The good, the bad, and the ugly
Narrative p.o.v.
The changing narrative point of view in the novel was a real problem for me. When I was studying creative writing, one of the exercises we were given was to write an opening of a novel using two different narrative perspectives. It is common to use this technique, and the use of different character narrating different chapters has been endlessly used since Faulkner’s As I Lay Dying. However, mixing first person and third person really jarred – and then to have the first person flirt with its less appealing cousin (second person) – it was too much.
Language
The overall sentence style and language used in the novel is concise and easy to read. Unfortunately, Dugdall uses many clichés, and overuses expressions that she wishes to have repetitive impact. For instance, Jason’s ‘curly golden-red hair’ is described time and time again. It is done so for a reason, sure, but it ends up feeling like she is trying to beat us over the head with a bat rather than subtly make an interesting connection. There were two particular language sins that I could not move past (yes, call me an over-reactor, but they are big no-no’s): 1) describing a blonde person as having ‘sunshine’ hair; and 2) likening a female orgasm to seeing ‘the soft shades of the rainbow’. How this novel escaped the bad sex in fiction award is anyone’s guess.
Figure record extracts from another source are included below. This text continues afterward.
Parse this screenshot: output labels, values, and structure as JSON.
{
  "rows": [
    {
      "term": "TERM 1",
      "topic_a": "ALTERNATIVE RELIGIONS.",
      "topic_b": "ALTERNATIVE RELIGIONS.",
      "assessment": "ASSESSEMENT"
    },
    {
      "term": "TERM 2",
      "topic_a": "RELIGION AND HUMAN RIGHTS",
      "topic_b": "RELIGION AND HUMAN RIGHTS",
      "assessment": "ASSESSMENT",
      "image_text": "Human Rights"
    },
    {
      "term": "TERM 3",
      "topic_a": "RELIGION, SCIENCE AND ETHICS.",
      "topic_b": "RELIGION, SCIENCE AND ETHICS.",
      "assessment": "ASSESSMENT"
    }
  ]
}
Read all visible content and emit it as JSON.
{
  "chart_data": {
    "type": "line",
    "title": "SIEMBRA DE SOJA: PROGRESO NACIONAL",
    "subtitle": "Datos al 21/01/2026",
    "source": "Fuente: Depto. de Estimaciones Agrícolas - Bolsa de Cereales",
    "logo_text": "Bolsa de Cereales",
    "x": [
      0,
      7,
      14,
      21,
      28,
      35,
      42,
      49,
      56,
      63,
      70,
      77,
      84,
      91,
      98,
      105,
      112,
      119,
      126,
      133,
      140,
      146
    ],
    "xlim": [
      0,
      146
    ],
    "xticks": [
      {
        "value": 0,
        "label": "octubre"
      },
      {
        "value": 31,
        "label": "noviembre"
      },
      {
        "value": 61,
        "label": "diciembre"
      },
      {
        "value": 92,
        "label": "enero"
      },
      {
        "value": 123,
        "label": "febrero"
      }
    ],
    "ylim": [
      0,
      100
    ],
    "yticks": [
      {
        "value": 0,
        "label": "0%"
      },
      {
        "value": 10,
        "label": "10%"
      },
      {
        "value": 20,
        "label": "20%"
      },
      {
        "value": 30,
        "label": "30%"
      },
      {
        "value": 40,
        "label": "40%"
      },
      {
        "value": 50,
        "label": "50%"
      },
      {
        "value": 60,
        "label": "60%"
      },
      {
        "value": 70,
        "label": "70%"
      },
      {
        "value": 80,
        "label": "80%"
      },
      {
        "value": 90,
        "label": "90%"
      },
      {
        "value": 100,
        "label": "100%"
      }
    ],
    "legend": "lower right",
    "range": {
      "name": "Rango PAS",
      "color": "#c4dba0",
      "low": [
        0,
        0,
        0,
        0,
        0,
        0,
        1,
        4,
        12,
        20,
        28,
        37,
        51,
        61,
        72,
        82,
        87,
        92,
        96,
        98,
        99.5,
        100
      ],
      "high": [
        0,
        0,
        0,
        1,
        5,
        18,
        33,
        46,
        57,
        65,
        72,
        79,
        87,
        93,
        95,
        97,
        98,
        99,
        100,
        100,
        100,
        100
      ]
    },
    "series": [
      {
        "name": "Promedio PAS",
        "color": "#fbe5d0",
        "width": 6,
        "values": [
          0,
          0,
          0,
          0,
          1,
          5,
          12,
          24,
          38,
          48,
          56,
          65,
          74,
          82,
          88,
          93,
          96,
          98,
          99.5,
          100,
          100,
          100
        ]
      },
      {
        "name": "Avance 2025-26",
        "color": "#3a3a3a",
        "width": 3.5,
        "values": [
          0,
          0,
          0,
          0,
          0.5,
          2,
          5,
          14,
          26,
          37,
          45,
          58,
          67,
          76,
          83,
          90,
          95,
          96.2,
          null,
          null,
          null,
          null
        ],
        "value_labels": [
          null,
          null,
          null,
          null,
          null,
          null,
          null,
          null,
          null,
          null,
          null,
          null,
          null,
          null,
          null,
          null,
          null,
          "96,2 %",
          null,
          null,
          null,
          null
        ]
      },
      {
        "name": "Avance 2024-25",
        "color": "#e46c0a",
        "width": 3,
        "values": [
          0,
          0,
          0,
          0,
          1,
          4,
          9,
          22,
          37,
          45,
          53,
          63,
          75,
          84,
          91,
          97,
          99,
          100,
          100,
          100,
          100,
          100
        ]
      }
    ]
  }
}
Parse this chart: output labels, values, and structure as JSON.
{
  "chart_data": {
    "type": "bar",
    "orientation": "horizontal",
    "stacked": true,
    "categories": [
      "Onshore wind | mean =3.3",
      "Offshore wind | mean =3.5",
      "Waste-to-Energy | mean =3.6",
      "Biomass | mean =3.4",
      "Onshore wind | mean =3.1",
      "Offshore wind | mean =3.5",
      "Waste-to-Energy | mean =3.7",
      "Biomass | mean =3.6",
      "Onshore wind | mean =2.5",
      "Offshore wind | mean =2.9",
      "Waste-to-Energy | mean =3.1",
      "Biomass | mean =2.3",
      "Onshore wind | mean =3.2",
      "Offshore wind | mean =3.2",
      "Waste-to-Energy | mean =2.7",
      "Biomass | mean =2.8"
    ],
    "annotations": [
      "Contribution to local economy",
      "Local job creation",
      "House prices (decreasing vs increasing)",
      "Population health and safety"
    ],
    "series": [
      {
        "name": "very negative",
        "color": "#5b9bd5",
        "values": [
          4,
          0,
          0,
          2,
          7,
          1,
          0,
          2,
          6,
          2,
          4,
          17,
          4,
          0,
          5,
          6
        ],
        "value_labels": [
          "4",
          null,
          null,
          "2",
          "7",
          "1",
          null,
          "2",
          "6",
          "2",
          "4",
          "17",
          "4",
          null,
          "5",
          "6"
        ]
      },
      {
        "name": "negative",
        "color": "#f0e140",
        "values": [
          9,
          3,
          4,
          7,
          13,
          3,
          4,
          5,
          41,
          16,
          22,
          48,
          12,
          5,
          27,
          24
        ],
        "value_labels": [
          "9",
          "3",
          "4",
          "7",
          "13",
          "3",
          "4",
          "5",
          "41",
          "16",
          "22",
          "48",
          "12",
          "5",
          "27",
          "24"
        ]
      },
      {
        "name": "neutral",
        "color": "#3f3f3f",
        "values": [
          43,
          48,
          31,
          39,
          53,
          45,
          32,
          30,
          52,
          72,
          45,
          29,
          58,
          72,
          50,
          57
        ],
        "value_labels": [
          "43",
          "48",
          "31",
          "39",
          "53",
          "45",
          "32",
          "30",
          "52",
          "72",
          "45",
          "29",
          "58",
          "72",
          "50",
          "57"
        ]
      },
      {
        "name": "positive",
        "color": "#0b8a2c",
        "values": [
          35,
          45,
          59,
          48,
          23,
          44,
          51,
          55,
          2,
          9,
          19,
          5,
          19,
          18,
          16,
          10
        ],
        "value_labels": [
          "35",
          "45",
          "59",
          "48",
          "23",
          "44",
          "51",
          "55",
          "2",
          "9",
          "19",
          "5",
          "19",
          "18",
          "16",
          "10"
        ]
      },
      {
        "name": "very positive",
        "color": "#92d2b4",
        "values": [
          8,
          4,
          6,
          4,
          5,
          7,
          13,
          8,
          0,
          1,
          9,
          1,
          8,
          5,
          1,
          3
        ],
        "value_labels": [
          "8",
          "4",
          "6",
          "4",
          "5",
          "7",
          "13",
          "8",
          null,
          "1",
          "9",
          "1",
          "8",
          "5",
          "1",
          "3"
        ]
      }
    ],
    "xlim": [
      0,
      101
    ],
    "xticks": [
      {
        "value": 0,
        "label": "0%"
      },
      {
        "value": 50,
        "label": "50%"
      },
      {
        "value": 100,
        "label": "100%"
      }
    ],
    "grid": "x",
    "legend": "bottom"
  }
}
The description in general often falls well over the line of ‘show don’t tell’. To be fair, this is a common issue in early novels. Writers are constantly working on their craft and this is the skill of a master craftsman. When Cate is feeling guilty about her daughter, this isn’t shown to us through her behavior or dialogue, but given to us in a long spurt of ‘telling’: ‘Watching her daughter she was smothered with guilt. Not just because she hadn’t been there when Amelia had fallen, but also because Tim had left them.’
Character
I’m still confused as to why I’m supposed to care about Rose. Perhaps that’s the point? I think it would have been nice to create a truly sympathetic character in a baby killer – it certainly would have been more interesting. Instead, we have a weak woman. She obsesses over a man who doesn’t love her and allows him to carry on an affair with his ex-wife, as long as he keeps coming back to her. This pathetic desperation leads her to try to manipulate and trap him, by getting pregnant. There are plenty of brilliant characters that are objectionable – Humbert Humbert is a perfect example. I couldn’t wait to read what he would do next in Nabokov’s Lolita. But Rose? I didn’t care about her, I didn’t care if she committed the crime or not, I didn’t care if she rotted in prison for the rest of her life.
Verdict: For a crime thriller, I felt very little tension. There was nothing driving me to continue reading. It was a good first effort though, and I’d be interested to see what Dugdall’s next efforts are like.